女性同士の恋愛を「手紙」で追想する映画『ユンヒへ』の魅力
#韓国
1月7日より、韓国映画『ユンヒへ』が公開されている。本作は北海道・小樽を舞台に、20年前の女性同士の恋を「追想」するかのようなラブストーリーだ。
本作は韓国のLGBTQ+コミュニティや女性たちから熱狂的な支持を受け、2019年の釜山国際映画祭でクィアカメリア賞(独立賞)を受賞。さらに2020年に韓国のアカデミー賞ともいえる青龍映画賞で最優秀監督賞と脚本賞をW受賞した。その絶賛ぶりが納得できる魅力を、インスパイアを受けた多数の要素と共に紹介していこう。
岩井俊二監督の『Love Letter』にインスパイアされた理由
物語は、韓国の地方都市で暮らすシングルマザーのユンヒが、ずっと連絡を絶っていた初恋の女性から手紙を受け取ったことから始まる。その手紙を盗み読み、母の知らない姿を垣間見た高校生の娘セボムは、手紙の差出人である日本人女性のジュンに会わせようと決心し、半ば強引に北海道・小樽へとユンヒと共に旅立つことになる。

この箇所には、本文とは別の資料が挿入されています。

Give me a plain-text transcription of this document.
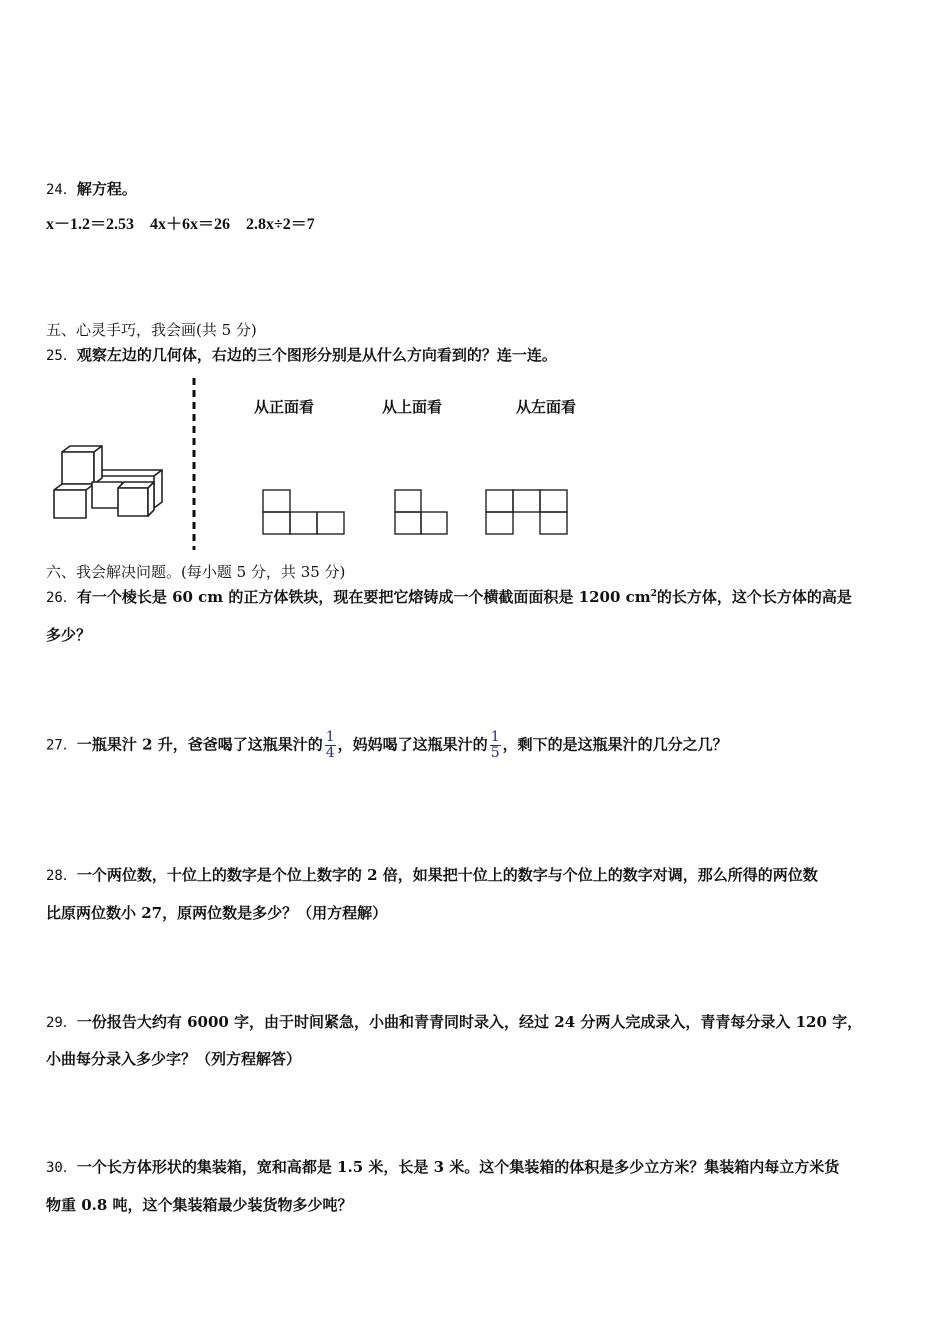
24．解方程。
x－1.2＝2.53　4x＋6x＝26　2.8x÷2＝7
五、心灵手巧，我会画(共 5 分)
25．观察左边的几何体，右边的三个图形分别是从什么方向看到的？连一连。
从正面看	从上面看	从左面看
六、我会解决问题。(每小题 5 分，共 35 分)
26．有一个棱长是 60 cm 的正方体铁块，现在要把它熔铸成一个横截面面积是 1200 $cm^2$的长方体，这个长方体的高是
多少？
27．一瓶果汁 2 升，爸爸喝了这瓶果汁的 $\frac{1}{4}$ ，妈妈喝了这瓶果汁的 $\frac{1}{5}$ ，剩下的是这瓶果汁的几分之几？
28．一个两位数，十位上的数字是个位上数字的 2 倍，如果把十位上的数字与个位上的数字对调，那么所得的两位数
比原两位数小 27，原两位数是多少？（用方程解）
29．一份报告大约有 6000 字，由于时间紧急，小曲和青青同时录入，经过 24 分两人完成录入，青青每分录入 120 字，
小曲每分录入多少字？（列方程解答）
30．一个长方体形状的集装箱，宽和高都是 1.5 米，长是 3 米。这个集装箱的体积是多少立方米？集装箱内每立方米货
物重 0.8 吨，这个集装箱最少装货物多少吨？
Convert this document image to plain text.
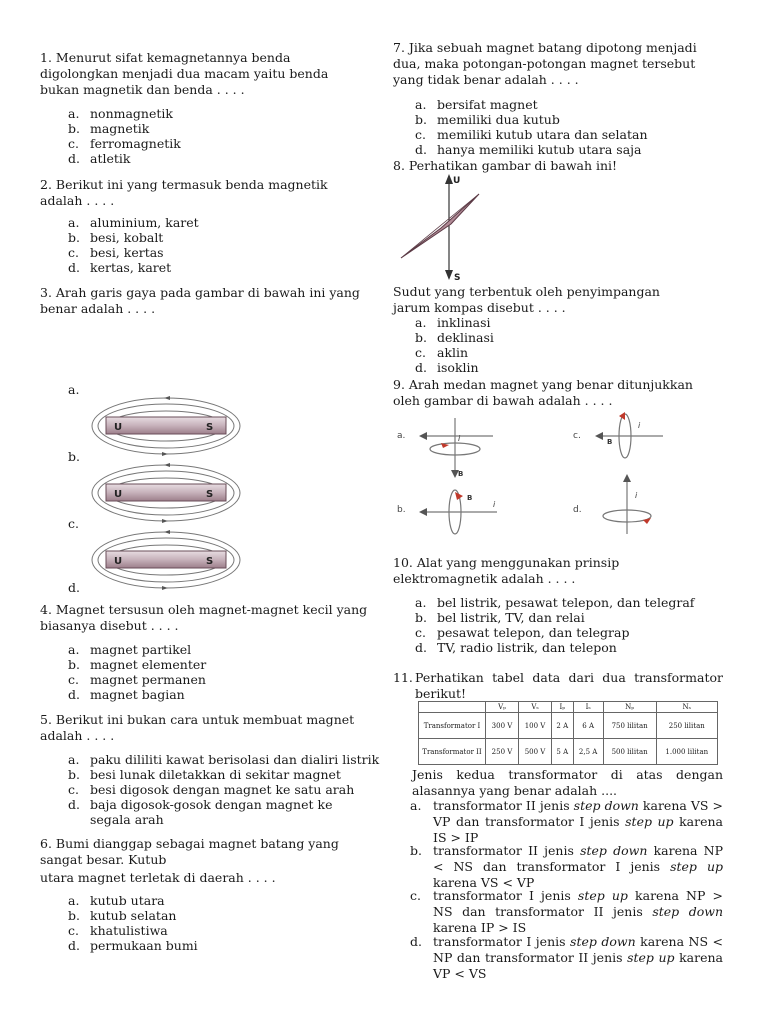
1. Menurut sifat kemagnetannya benda digolongkan menjadi dua macam yaitu benda bukan magnetik dan benda . . . .
a. nonmagnetik
b. magnetik
c. ferromagnetik
d. atletik
2. Berikut ini yang termasuk benda magnetik adalah . . . .
a. aluminium, karet
b. besi, kobalt
c. besi, kertas
d. kertas, karet
3. Arah garis gaya pada gambar di bawah ini yang benar adalah . . . .
a.
b.
c.
d.
U	S
U	S
U	S
4. Magnet tersusun oleh magnet-magnet kecil yang biasanya disebut . . . .
a. magnet partikel
b. magnet elementer
c. magnet permanen
d. magnet bagian
5. Berikut ini bukan cara untuk membuat magnet adalah . . . .
a. paku dililiti kawat berisolasi dan dialiri listrik
b. besi lunak diletakkan di sekitar magnet
c. besi digosok dengan magnet ke satu arah
d. baja digosok-gosok dengan magnet ke segala arah
6. Bumi dianggap sebagai magnet batang yang sangat besar. Kutub
utara magnet terletak di daerah . . . .
a. kutub utara
b. kutub selatan
c. khatulistiwa
d. permukaan bumi
7. Jika sebuah magnet batang dipotong menjadi dua, maka potongan-potongan magnet tersebut yang tidak benar adalah . . . .
a. bersifat magnet
b. memiliki dua kutub
c. memiliki kutub utara dan selatan
d. hanya memiliki kutub utara saja
8. Perhatikan gambar di bawah ini!
U
S
Sudut yang terbentuk oleh penyimpangan jarum kompas disebut . . . .
a. inklinasi
b. deklinasi
c. aklin
d. isoklin
9. Arah medan magnet yang benar ditunjukkan oleh gambar di bawah adalah . . . .
a.	i
B
c.
i
B
b.
B
i
d.
i
10. Alat yang menggunakan prinsip elektromagnetik adalah . . . .
a. bel listrik, pesawat telepon, dan telegraf
b. bel listrik, TV, dan relai
c. pesawat telepon, dan telegrap
d. TV, radio listrik, dan telepon
11. Perhatikan tabel data dari dua transformator berikut!
	Vₚ	Vₛ	Iₚ	Iₛ	Nₚ	Nₛ
Transformator I	300 V	100 V	2 A	6 A	750 lilitan	250 lilitan
Transformator II	250 V	500 V	5 A	2,5 A	500 lilitan	1.000 lilitan
Jenis kedua transformator di atas dengan alasannya yang benar adalah ....
a. transformator II jenis step down karena VS > VP dan transformator I jenis step up karena IS > IP
b. transformator II jenis step down karena NP < NS dan transformator I jenis step up karena VS < VP
c. transformator I jenis step up karena NP > NS dan transformator II jenis step down karena IP > IS
d. transformator I jenis step down karena NS < NP dan transformator II jenis step up karena VP < VS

厳しくも美しい小樽の冬景色と、手紙が過去を紡ぐ「心の旅」が描かれる様は、岩井俊二監督の『Love Letter』(1995)を強く連想させる。実際にイム・デヒョン監督は、その『LoveLetter』にインスパイアされたことを明言しており、小樽を舞台にしたこと自体も『Love Letter』好きの友人に誘われて、その地を訪れたのがきっかけだという。
イム監督は、雪がたくさん降るその小樽という場所を新鮮に感じたことに加えて、『Love Letter』に限らない、北海道を舞台にした日本の映画やドラマの中に入り込んだような印象を受けたという。その空間は、自身の心の中ですでに作り上げたキャラクターを、現実的な人物にするうえで大いに役に立ったのだそうだ。
それでいて、イム監督は「『Love Letter』からどれだけ離れるか(独自の魅力を打ち出すか)」も強く意識したという。確かに、『Love Letter』とは違った過去の映像をいっさい出さずに想像力を喚起させる作り、その子どもや叔母の視点も多く、女性2人の「心の距離感」がよりミステリアスに描かれるなど、オリジナリティーもしっかりある内容になっている。『Love Letter』のトリビュート的な内容でありつつも、新しいラブストーリーを期待する方に特におすすめできる内容と言えるだろう。